Beautiful, we have two 'good' values that will generate our original 4
byte value when the following assembly is run against a zero'd out EAX register:
SUB EAX,69454610
SUB EAX,66660101
So, when put into action:
AND EAX,65656565
AND EAX,1a1a1a1a ; EAX is now 00000000
SUB EAX,69454610
SUB EAX,66660101 ; 0xcfab4711 on eax register
Once we have 'encoded' every 4 byte chunk of our shellcode to safe memory location in this fashion it is decoded during execution, after being run via egghunting for example. And that's really it.
Helpful parting hints:
If you can't get 4 good values using 2 SUB commands, don't panic: try
using 3 SUB commands. Or 4. You're writing code and there are
many ways to accomplish simple goals, remember that. Don't be
afraid to freestyle a soluion that works.
Also, always check your values by adding them together manually.

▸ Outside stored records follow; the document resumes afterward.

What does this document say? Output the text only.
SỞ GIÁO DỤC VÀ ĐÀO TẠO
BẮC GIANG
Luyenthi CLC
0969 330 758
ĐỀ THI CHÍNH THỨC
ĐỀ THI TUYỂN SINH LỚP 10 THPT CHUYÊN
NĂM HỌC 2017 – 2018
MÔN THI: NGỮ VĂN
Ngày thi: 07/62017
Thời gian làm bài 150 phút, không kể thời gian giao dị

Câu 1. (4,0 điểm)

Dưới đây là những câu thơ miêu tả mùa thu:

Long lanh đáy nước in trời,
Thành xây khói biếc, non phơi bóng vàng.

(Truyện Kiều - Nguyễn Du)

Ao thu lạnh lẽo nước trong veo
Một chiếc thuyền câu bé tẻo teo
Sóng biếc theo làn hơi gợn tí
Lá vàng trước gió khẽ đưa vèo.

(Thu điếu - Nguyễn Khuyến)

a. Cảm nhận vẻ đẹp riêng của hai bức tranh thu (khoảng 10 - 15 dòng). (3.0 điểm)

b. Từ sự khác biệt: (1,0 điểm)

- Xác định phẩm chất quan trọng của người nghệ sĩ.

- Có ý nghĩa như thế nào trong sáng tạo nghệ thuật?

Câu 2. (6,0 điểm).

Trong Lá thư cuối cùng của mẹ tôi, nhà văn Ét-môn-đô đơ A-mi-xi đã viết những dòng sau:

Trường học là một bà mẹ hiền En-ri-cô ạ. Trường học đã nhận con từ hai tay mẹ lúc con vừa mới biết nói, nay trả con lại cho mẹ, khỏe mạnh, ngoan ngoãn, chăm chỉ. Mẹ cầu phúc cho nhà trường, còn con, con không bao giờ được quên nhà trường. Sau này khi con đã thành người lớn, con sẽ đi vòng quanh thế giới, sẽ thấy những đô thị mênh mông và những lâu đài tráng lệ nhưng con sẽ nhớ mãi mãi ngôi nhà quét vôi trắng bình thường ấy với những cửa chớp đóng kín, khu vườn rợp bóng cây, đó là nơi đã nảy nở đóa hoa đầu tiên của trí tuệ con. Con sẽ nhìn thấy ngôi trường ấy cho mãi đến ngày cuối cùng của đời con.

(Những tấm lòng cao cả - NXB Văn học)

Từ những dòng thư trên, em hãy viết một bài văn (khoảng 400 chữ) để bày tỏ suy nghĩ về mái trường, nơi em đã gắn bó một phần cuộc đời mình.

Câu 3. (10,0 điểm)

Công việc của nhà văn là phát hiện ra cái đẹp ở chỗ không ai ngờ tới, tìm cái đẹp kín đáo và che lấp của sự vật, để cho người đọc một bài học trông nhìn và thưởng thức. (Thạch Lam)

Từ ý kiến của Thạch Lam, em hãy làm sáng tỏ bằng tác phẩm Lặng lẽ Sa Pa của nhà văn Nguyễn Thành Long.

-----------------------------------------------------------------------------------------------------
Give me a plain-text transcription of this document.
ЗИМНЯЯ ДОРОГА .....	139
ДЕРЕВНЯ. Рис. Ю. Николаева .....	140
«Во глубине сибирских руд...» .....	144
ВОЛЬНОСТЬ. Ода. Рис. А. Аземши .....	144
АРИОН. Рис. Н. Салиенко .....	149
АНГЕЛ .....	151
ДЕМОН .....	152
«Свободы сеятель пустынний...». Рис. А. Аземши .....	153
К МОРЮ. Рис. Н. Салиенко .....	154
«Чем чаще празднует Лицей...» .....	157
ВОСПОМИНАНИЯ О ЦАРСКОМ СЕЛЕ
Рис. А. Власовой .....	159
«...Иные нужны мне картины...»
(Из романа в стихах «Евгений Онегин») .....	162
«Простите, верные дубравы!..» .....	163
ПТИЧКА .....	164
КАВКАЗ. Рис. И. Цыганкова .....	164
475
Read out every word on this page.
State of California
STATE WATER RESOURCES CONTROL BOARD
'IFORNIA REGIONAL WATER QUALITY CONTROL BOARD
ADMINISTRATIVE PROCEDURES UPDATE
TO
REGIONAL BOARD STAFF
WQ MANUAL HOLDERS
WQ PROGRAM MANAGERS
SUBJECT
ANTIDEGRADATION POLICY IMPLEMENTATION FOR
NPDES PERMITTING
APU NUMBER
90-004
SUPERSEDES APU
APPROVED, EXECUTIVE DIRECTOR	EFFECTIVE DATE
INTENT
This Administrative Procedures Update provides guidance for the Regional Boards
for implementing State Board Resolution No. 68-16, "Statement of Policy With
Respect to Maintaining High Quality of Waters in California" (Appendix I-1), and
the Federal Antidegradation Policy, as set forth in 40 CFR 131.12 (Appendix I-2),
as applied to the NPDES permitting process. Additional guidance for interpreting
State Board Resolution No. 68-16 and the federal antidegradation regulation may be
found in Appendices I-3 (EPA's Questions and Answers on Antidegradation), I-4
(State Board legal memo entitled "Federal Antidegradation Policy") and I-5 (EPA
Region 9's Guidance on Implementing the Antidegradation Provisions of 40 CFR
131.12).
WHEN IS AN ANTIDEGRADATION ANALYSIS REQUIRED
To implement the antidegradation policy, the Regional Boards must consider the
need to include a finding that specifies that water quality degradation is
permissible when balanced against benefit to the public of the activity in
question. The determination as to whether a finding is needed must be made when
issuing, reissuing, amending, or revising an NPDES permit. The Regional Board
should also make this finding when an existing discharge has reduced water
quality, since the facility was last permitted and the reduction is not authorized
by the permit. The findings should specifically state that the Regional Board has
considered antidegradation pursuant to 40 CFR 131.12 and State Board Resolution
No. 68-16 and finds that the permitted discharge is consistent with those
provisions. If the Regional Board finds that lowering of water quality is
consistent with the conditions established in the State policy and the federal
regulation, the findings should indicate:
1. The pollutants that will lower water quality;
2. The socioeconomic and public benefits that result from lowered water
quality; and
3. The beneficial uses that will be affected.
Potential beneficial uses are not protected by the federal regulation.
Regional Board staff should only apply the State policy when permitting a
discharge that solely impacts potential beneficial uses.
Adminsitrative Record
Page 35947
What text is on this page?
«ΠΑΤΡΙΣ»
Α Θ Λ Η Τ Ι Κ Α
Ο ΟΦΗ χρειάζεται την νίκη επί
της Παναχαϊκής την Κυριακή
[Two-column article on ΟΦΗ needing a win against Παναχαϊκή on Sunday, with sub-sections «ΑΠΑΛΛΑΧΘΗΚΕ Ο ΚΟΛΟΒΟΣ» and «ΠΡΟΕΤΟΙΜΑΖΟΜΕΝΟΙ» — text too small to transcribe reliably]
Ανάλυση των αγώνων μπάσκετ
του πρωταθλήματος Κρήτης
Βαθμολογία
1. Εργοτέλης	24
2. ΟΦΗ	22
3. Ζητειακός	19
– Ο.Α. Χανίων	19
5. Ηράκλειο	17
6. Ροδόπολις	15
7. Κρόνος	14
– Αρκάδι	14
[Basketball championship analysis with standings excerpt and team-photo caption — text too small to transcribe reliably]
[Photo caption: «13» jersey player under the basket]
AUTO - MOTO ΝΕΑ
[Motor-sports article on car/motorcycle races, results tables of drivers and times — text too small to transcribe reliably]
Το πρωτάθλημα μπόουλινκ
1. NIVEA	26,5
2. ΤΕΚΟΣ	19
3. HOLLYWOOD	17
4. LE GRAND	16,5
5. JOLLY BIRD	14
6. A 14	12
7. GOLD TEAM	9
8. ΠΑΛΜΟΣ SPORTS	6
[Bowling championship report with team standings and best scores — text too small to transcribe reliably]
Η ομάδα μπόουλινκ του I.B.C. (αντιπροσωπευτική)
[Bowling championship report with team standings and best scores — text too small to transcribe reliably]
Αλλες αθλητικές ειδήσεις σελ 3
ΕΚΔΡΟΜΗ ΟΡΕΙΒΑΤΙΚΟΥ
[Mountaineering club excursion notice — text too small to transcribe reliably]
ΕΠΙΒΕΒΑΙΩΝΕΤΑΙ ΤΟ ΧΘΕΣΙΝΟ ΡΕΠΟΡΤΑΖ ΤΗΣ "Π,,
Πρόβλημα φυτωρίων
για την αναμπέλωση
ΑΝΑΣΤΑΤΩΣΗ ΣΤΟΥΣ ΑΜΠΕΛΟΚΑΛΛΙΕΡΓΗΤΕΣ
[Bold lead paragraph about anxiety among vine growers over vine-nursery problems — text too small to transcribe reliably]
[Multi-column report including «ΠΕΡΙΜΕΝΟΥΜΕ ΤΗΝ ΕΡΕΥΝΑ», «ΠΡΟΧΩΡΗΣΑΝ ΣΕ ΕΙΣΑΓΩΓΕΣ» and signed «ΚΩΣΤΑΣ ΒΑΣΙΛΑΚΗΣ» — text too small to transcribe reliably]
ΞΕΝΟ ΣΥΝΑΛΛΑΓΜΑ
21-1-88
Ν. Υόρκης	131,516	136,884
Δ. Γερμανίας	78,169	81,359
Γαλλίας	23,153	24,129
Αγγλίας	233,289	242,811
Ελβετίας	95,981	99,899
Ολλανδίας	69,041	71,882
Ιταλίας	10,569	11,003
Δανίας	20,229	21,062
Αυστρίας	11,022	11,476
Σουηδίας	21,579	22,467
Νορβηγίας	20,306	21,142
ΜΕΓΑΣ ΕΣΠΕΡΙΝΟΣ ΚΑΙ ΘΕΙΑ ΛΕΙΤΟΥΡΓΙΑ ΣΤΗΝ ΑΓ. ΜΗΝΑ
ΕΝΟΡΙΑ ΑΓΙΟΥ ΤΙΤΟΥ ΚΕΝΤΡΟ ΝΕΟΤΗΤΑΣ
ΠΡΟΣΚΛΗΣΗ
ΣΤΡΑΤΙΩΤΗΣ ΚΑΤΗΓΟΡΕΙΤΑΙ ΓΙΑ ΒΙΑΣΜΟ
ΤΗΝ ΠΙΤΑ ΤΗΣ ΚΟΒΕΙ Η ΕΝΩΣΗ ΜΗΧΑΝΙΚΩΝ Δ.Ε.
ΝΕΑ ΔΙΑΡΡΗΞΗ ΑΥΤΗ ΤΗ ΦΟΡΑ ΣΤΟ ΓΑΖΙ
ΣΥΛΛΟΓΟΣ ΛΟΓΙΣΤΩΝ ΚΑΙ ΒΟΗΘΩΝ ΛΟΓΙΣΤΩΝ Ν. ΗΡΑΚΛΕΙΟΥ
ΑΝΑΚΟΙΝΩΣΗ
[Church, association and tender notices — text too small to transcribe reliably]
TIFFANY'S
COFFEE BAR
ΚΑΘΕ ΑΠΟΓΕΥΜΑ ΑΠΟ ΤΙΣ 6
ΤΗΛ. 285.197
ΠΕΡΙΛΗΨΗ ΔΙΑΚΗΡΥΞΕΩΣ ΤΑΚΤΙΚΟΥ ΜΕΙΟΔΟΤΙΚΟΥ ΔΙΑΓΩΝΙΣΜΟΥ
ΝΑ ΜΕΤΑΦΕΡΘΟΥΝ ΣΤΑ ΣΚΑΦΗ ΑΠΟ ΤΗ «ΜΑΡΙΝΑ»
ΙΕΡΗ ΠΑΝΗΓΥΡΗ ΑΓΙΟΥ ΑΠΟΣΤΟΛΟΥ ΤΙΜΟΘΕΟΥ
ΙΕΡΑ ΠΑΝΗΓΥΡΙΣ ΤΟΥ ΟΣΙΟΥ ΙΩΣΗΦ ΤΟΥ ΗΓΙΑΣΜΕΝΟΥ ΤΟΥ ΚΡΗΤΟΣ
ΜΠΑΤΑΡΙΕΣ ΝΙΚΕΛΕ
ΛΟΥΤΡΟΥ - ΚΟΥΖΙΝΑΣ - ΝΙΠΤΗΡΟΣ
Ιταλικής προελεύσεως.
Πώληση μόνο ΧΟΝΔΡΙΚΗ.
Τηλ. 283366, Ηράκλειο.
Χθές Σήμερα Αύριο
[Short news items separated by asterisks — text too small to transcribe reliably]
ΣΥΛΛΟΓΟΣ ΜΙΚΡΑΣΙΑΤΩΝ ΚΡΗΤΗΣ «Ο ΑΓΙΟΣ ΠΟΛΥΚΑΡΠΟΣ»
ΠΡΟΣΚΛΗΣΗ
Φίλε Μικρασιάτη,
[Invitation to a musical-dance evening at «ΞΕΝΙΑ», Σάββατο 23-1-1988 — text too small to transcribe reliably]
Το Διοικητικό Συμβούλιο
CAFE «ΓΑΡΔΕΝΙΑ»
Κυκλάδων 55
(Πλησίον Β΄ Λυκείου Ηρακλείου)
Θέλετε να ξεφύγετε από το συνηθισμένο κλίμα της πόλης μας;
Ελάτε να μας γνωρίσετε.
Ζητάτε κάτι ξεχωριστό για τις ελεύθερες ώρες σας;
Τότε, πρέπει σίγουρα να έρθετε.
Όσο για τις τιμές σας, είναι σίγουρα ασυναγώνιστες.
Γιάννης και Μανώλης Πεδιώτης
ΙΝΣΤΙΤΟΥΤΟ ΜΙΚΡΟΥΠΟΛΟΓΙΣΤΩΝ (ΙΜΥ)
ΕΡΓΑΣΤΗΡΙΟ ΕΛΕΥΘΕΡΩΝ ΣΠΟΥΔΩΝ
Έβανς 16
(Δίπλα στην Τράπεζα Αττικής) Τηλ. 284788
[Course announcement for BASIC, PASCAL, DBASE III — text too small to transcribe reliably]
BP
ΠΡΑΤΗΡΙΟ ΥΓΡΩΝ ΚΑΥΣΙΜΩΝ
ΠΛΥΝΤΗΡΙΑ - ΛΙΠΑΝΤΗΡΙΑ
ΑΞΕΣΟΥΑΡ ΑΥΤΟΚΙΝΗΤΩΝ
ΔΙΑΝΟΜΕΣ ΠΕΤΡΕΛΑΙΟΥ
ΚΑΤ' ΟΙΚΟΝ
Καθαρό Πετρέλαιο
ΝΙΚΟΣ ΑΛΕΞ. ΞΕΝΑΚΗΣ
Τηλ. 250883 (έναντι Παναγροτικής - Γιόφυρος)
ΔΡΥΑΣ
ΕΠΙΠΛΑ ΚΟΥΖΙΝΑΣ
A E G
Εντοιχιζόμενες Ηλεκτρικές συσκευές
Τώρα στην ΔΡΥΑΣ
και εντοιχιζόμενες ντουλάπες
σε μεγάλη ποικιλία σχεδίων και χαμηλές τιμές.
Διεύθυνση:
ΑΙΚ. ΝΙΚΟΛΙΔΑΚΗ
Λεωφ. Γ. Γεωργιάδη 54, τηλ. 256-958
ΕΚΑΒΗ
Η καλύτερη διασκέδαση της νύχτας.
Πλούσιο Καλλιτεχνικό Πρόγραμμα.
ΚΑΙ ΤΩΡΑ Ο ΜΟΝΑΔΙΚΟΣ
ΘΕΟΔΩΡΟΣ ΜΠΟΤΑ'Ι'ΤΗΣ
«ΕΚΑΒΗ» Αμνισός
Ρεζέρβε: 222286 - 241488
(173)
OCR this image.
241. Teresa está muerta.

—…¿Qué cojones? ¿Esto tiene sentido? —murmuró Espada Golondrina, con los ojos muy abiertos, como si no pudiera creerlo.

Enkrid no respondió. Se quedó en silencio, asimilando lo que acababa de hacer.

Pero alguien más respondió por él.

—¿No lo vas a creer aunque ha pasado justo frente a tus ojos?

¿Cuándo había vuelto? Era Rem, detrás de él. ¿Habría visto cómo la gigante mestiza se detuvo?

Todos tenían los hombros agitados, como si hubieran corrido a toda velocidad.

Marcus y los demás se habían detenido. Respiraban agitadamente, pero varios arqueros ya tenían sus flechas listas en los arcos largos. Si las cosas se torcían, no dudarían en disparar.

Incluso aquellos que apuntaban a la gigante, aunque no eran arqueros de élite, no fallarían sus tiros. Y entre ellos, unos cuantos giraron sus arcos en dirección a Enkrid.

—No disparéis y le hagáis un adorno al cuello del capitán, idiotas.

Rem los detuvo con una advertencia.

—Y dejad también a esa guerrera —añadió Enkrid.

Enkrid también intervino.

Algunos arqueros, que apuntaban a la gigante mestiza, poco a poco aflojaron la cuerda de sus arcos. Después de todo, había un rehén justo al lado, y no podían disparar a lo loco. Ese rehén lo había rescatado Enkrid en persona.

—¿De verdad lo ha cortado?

Sometimes a value might get 'rounded off', in which case you should
increment or decrease one of your equation values by 1 (0x01) until the
final value reflects your original 2's compliment value.
If things aren't working out, see if there is a character that's bad that
you originally thought was good. We assumed in the above examples
that 0x01 - 0x7f were allowed, but sometimes a few random characters in
between generate unexpected results. Don't be afraid to
experiment with different values. Again, if it takes 5 or 6 SUB
statements to get where you want to go, go for it. As long
as your output is correct, you win.
You should also read up on 'stack alignment'.. if your reconstituted
payload doesnt begin on an appropriate 4-byte boundary, it wont
populate registers correctly.
Hope this helps fill in some blanks on an incredibly useful and powerful
technique. Please feel free to request clarification or
correction if anything above seems off to you.